人の手に負えないことは今更当たり前のように思います。

 

交通事故や犯罪では加害者、被害者遺族が、臭いものにフタをさせるように世間から解離される。というのをたまにテレビのドキュメントなどで見かけます。

以前裁判員をやった人のインタビューがありました。その方も以前に事故だか事件でお子さんを亡くされている方で、

担当した裁判も同じようなものだったそうです。その際に犠牲者の父親は、犯人に対して極刑を強く望んだそうで、それに対してかつての自分を思い起こしたそうです。

刑により人を殺したところで、何も変わらない。そんな事を仰っておりました。

もう少し、人が死ぬ、人が生きる、ということを全体で考えるべきではないのか?そんな事も話しておりました。

 

現代のマスコミや知識人と呼ばれる人たちは、大抵テレビで政治家の批判をします。

世界を見渡すとどうも他の国も大した違いは無いようです。先進国と呼ばれる国々はどこもグダグダに見えます。

北欧の制度を褒め称える人もいますが、北欧に暮らす老人のインタビューには、制度がしっかりしていて安心できるが、人との交流がなく寂しい。という人もいました。

 

日本のマスコミの歴史が浅い、と言ってしまえばそれまでですが、マスコミに批判されない政治体制というのは戦時中ではないでしょうか?

またあれを繰り返すのですが?と思ってしまいます。そうはならない、とは言ってもすでにその徴候はあるように感じます。

「この非常事態に怪しからん。」養老さんはこの言葉を二度聞いたそうです。

初めは戦時中、そして学生運動。
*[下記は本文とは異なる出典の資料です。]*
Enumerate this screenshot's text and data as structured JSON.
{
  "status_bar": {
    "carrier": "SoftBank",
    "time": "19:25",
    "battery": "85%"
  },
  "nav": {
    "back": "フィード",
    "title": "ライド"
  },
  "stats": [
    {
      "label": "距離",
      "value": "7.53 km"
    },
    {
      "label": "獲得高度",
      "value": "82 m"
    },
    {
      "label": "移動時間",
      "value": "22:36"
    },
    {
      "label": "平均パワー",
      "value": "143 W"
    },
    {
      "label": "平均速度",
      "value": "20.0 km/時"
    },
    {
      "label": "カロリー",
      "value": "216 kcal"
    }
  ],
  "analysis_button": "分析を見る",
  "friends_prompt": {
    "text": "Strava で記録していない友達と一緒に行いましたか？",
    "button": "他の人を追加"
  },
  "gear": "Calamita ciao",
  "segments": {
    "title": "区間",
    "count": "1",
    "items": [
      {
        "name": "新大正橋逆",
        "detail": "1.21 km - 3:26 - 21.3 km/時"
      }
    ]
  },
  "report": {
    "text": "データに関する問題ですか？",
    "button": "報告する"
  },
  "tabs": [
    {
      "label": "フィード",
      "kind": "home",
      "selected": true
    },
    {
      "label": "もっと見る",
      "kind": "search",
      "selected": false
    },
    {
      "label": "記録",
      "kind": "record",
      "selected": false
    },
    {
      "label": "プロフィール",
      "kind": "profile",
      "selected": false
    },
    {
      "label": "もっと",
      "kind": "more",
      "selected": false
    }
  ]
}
学生たちはその時代を直接的に知らないにも関わらず、そのセリフを発し校庭で竹槍訓練に勤しんでいたそうです。

これはもはや国民性、というやつではないでしょうか?

 

政府による情報統制から逃れるべく、民主主義国家では企業による情報提供があります。

しかしこれもやがては企業による統制が入ることになります。いや、すでに入っていると思います。

だからインターネットであり、ブログであり、ツイッターなのだと思います。

 

ついついテレビでマスコミの報道の仕方などを見ていて腹立たしく思いますが、それでいいんだ。と思えば気が楽になります。

まぁ、なるようにしかならない。なるようになる。と言ったところでしょうか。